You cannot have an injector open for longer than 100% as 100% means it is always open (at least during the timing window). Depending on the setup for that particular engine (open or closed loop, type and points of reference for pressure), the ECU is calculating an effective duty cycle and reporting that.

The tune has injector sizing and fuel pressure as inputs as well as timing (phase alignment) information, while the engine is running it calculates a duty cycle that will meet the timing requirements and fuel demand.

My understanding is that this more or less works because at low RPMs there really is a duty cycle, the manifold is running a vacuum, and fuel is being pulled into the cylinder and there is no pressure compensation by the fuel pressure regulator. As boost builds, the fpr is forcing the system to build more pressure in the fuel system to overcome manifold pressure. In a non-boosted environment the fixed pressure for fuel delivery simply has to exceed the total demand. At some point, the ECU is calculating 100% duty cycle but the effective duty cycle is greater than 100% because more fuel is being delivered than expected or that the ECU can account for based on the injector size and timing. Since it really isn't possible to have an injector open greater than 100%, a reading of 110% must means that the engine is either running lean (which it wasn't) or that the actual (effective) fuel delivery exceeds the expected fuel delivery by 10% or whatever error it is reporting. This also means that you are maxing out your injectors..
Yes, I understand that an injector can't be open more than 100% of the time. I was mentioning what the DSMLink software was reporting and that it was way above the recommended limit of 85% duty.
 
Yes, I understand that an injector can't be open more than 100% of the time. I was mentioning what the DSMLink software was reporting and that it was way above the recommended limit of 85% duty.

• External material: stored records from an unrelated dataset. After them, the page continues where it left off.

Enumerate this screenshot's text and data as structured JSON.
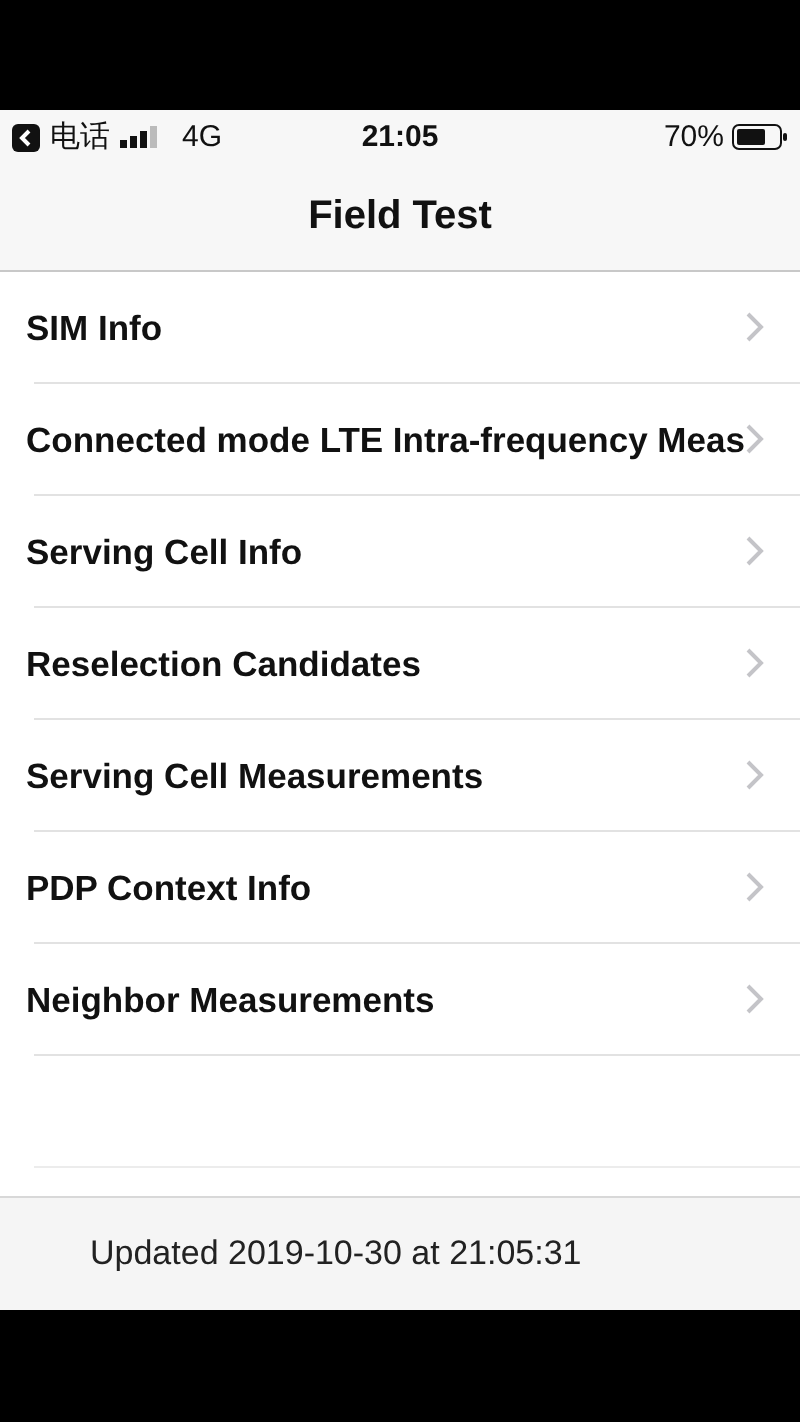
{
  "status_bar": {
    "back_label": "电话",
    "network": "4G",
    "time": "21:05",
    "battery": "70%"
  },
  "nav_bar": {
    "title": "Field Test"
  },
  "items": [
    {
      "label": "SIM Info"
    },
    {
      "label": "Connected mode LTE Intra-frequency Meas"
    },
    {
      "label": "Serving Cell Info"
    },
    {
      "label": "Reselection Candidates"
    },
    {
      "label": "Serving Cell Measurements"
    },
    {
      "label": "PDP Context Info"
    },
    {
      "label": "Neighbor Measurements"
    }
  ],
  "footer": {
    "text": "Updated 2019-10-30 at 21:05:31"
  }
}
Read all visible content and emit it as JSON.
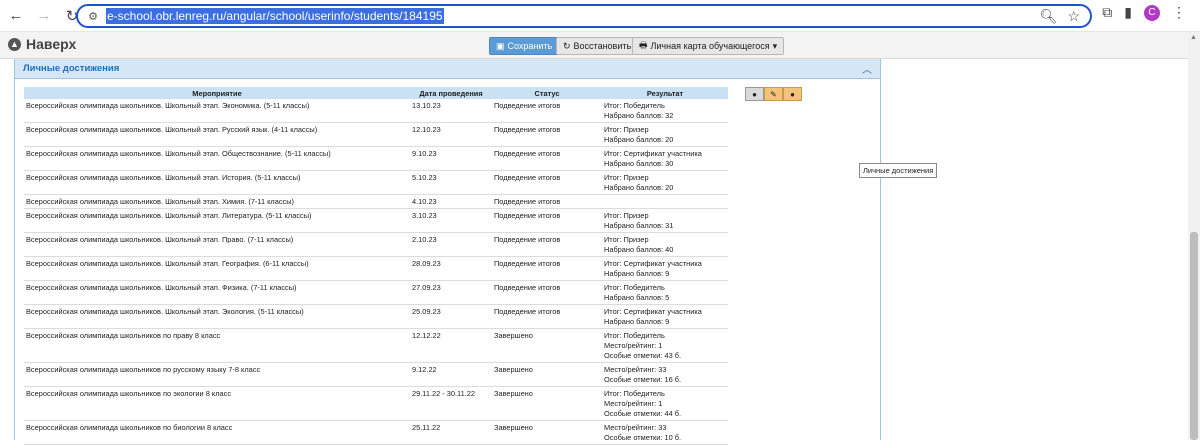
{
  "browser": {
    "url": "e-school.obr.lenreg.ru/angular/school/userinfo/students/184195",
    "avatar_letter": "C"
  },
  "topbar": {
    "back_label": "Наверх",
    "save_label": "Сохранить",
    "restore_label": "Восстановить",
    "card_label": "Личная карта обучающегося"
  },
  "panel": {
    "title": "Личные достижения",
    "columns": [
      "Мероприятие",
      "Дата проведения",
      "Статус",
      "Результат"
    ],
    "rows": [
      {
        "event": "Всероссийская олимпиада школьников. Школьный этап. Экономика. (5-11 классы)",
        "date": "13.10.23",
        "status": "Подведение итогов",
        "result": [
          "Итог: Победитель",
          "Набрано баллов: 32"
        ]
      },
      {
        "event": "Всероссийская олимпиада школьников. Школьный этап. Русский язык. (4-11 классы)",
        "date": "12.10.23",
        "status": "Подведение итогов",
        "result": [
          "Итог: Призер",
          "Набрано баллов: 20"
        ]
      },
      {
        "event": "Всероссийская олимпиада школьников. Школьный этап. Обществознание. (5-11 классы)",
        "date": "9.10.23",
        "status": "Подведение итогов",
        "result": [
          "Итог: Сертификат участника",
          "Набрано баллов: 30"
        ]
      },
      {
        "event": "Всероссийская олимпиада школьников. Школьный этап. История. (5-11 классы)",
        "date": "5.10.23",
        "status": "Подведение итогов",
        "result": [
          "Итог: Призер",
          "Набрано баллов: 20"
        ]
      },
      {
        "event": "Всероссийская олимпиада школьников. Школьный этап. Химия. (7-11 классы)",
        "date": "4.10.23",
        "status": "Подведение итогов",
        "result": []
      },
      {
        "event": "Всероссийская олимпиада школьников. Школьный этап. Литература. (5-11 классы)",
        "date": "3.10.23",
        "status": "Подведение итогов",
        "result": [
          "Итог: Призер",
          "Набрано баллов: 31"
        ]
      },
      {
        "event": "Всероссийская олимпиада школьников. Школьный этап. Право. (7-11 классы)",
        "date": "2.10.23",
        "status": "Подведение итогов",
        "result": [
          "Итог: Призер",
          "Набрано баллов: 40"
        ]
      },
      {
        "event": "Всероссийская олимпиада школьников. Школьный этап. География. (6-11 классы)",
        "date": "28.09.23",
        "status": "Подведение итогов",
        "result": [
          "Итог: Сертификат участника",
          "Набрано баллов: 9"
        ]
      },
      {
        "event": "Всероссийская олимпиада школьников. Школьный этап. Физика. (7-11 классы)",
        "date": "27.09.23",
        "status": "Подведение итогов",
        "result": [
          "Итог: Победитель",
          "Набрано баллов: 5"
        ]
      },
      {
        "event": "Всероссийская олимпиада школьников. Школьный этап. Экология. (5-11 классы)",
        "date": "25.09.23",
        "status": "Подведение итогов",
        "result": [
          "Итог: Сертификат участника",
          "Набрано баллов: 9"
        ]
      },
      {
        "event": "Всероссийская олимпиада школьников по праву 8 класс",
        "date": "12.12.22",
        "status": "Завершено",
        "result": [
          "Итог: Победитель",
          "Место/рейтинг: 1",
          "Особые отметки: 43 б."
        ]
      },
      {
        "event": "Всероссийская олимпиада школьников по русскому языку 7-8 класс",
        "date": "9.12.22",
        "status": "Завершено",
        "result": [
          "Место/рейтинг: 33",
          "Особые отметки: 16 б."
        ]
      },
      {
        "event": "Всероссийская олимпиада школьников по экологии 8 класс",
        "date": "29.11.22 - 30.11.22",
        "status": "Завершено",
        "result": [
          "Итог: Победитель",
          "Место/рейтинг: 1",
          "Особые отметки: 44 б."
        ]
      },
      {
        "event": "Всероссийская олимпиада школьников по биологии 8 класс",
        "date": "25.11.22",
        "status": "Завершено",
        "result": [
          "Место/рейтинг: 33",
          "Особые отметки: 10 б."
        ]
      }
    ]
  },
  "tooltip": "Личные достижения",
  "colors": {
    "accent": "#1f6fb2",
    "header_bg": "#d5e7f5",
    "save_bg": "#5b9bd5"
  }
}
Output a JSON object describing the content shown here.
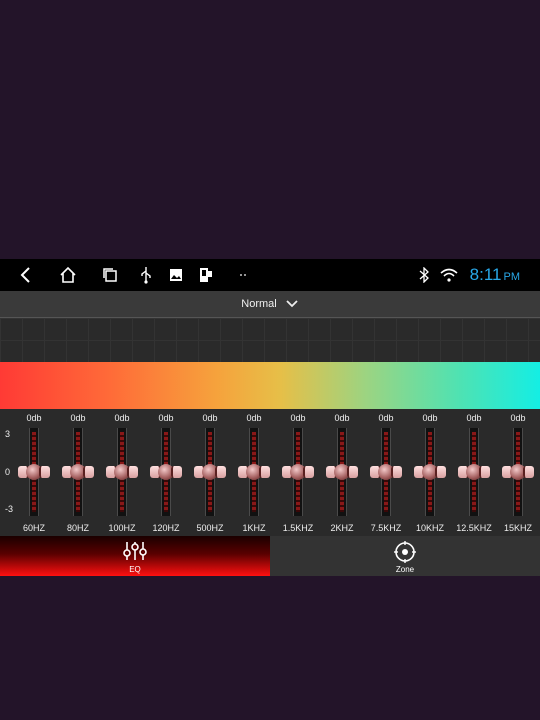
{
  "status_bar": {
    "nav_icons": [
      "back-icon",
      "home-icon",
      "recents-icon",
      "usb-icon",
      "image-icon",
      "device-icon",
      "dots-icon"
    ],
    "status_icons": [
      "bluetooth-icon",
      "wifi-icon"
    ],
    "time": "8:11",
    "ampm": "PM",
    "time_color": "#29a8e8"
  },
  "preset": {
    "label": "Normal",
    "icon": "chevron-down-icon"
  },
  "eq": {
    "scale": {
      "max": "3",
      "mid": "0",
      "min": "-3"
    },
    "bands": [
      {
        "freq": "60HZ",
        "db": "0db",
        "value": 0
      },
      {
        "freq": "80HZ",
        "db": "0db",
        "value": 0
      },
      {
        "freq": "100HZ",
        "db": "0db",
        "value": 0
      },
      {
        "freq": "120HZ",
        "db": "0db",
        "value": 0
      },
      {
        "freq": "500HZ",
        "db": "0db",
        "value": 0
      },
      {
        "freq": "1KHZ",
        "db": "0db",
        "value": 0
      },
      {
        "freq": "1.5KHZ",
        "db": "0db",
        "value": 0
      },
      {
        "freq": "2KHZ",
        "db": "0db",
        "value": 0
      },
      {
        "freq": "7.5KHZ",
        "db": "0db",
        "value": 0
      },
      {
        "freq": "10KHZ",
        "db": "0db",
        "value": 0
      },
      {
        "freq": "12.5KHZ",
        "db": "0db",
        "value": 0
      },
      {
        "freq": "15KHZ",
        "db": "0db",
        "value": 0
      }
    ]
  },
  "tabs": [
    {
      "label": "EQ",
      "icon": "equalizer-icon",
      "active": true
    },
    {
      "label": "Zone",
      "icon": "zone-target-icon",
      "active": false
    }
  ],
  "colors": {
    "accent_red": "#ff1010",
    "spectrum": [
      "#ff3a35",
      "#f6a23c",
      "#14eee4"
    ]
  }
}
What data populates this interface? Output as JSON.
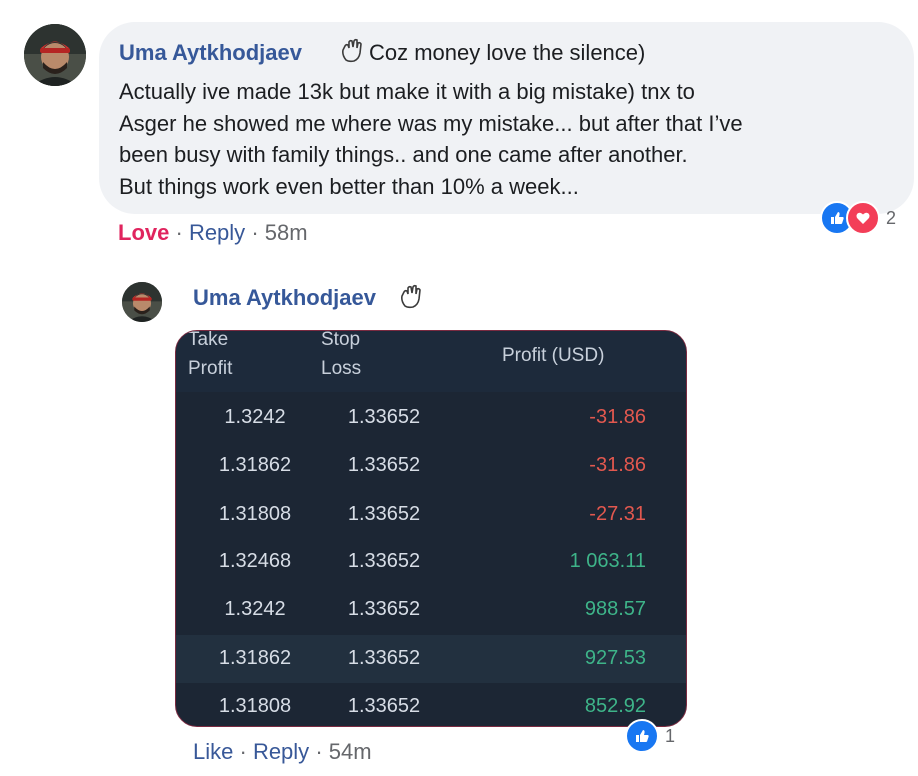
{
  "comment": {
    "author": "Uma Aytkhodjaev",
    "title": "Coz money love the silence)",
    "body": "Actually ive made 13k but make it with a big mistake) tnx to\nAsger he showed me where was my mistake... but after that I’ve\nbeen busy with family things.. and one came after another.\nBut things work even better than 10% a week...",
    "actions": {
      "love": "Love",
      "separator": "·",
      "reply": "Reply",
      "time": "58m"
    },
    "reactions": {
      "count": "2",
      "types": [
        "like-icon",
        "love-icon"
      ]
    }
  },
  "reply": {
    "author": "Uma Aytkhodjaev",
    "table": {
      "headers": {
        "take_profit_top": "Take",
        "take_profit_bottom": "Profit",
        "stop_loss_top": "Stop",
        "stop_loss_bottom": "Loss",
        "profit": "Profit (USD)"
      },
      "rows": [
        {
          "tp": "1.3242",
          "sl": "1.33652",
          "profit": "-31.86",
          "sign": "neg"
        },
        {
          "tp": "1.31862",
          "sl": "1.33652",
          "profit": "-31.86",
          "sign": "neg"
        },
        {
          "tp": "1.31808",
          "sl": "1.33652",
          "profit": "-27.31",
          "sign": "neg"
        },
        {
          "tp": "1.32468",
          "sl": "1.33652",
          "profit": "1 063.11",
          "sign": "pos"
        },
        {
          "tp": "1.3242",
          "sl": "1.33652",
          "profit": "988.57",
          "sign": "pos"
        },
        {
          "tp": "1.31862",
          "sl": "1.33652",
          "profit": "927.53",
          "sign": "pos"
        },
        {
          "tp": "1.31808",
          "sl": "1.33652",
          "profit": "852.92",
          "sign": "pos"
        }
      ]
    },
    "actions": {
      "like": "Like",
      "separator": "·",
      "reply": "Reply",
      "time": "54m"
    },
    "reactions": {
      "count": "1",
      "types": [
        "like-icon"
      ]
    }
  },
  "colors": {
    "link": "#365899",
    "love": "#e0245e",
    "like_blue": "#1877f2",
    "loss": "#e2584f",
    "gain": "#3eb489"
  }
}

Understanding that what the DSMlink was reporting to you was derived (calculated, not actual) you likely have the information you need from your existing logging to calculate duty cycle.
 
Understanding that what the DSMlink was reporting to you was derived (calculated, not actual) you likely have the information you need from your existing logging to calculate duty cycle.
Sounds like none of what I was mentioning matters anyway if NYTurbo is correct and logging for these can't log injector duty.
 
Not my point. You can calculate duty cycle from the data in the logs. The actual formula is based on injector capacity, air mass (boost), AFR, RPM, displacement, the fact that the engine is a four stroke, has a turbo, pressure is xxpsi, and fuel pressure. The missing component is likely fuel pressure but you can probably get close. About these logs: Do the loggers allow you to save out a CSV file so you can do your own charting? If so, do the samples carry timestamps?
 
Yes I do believe you can get a csv from your log , time stamps are available and I believe the capability to log fuel pressure with the edition of a sensor obviously , was developed but never released by GAP.
 
If someone wants to post a log file as a CSV I can have a look.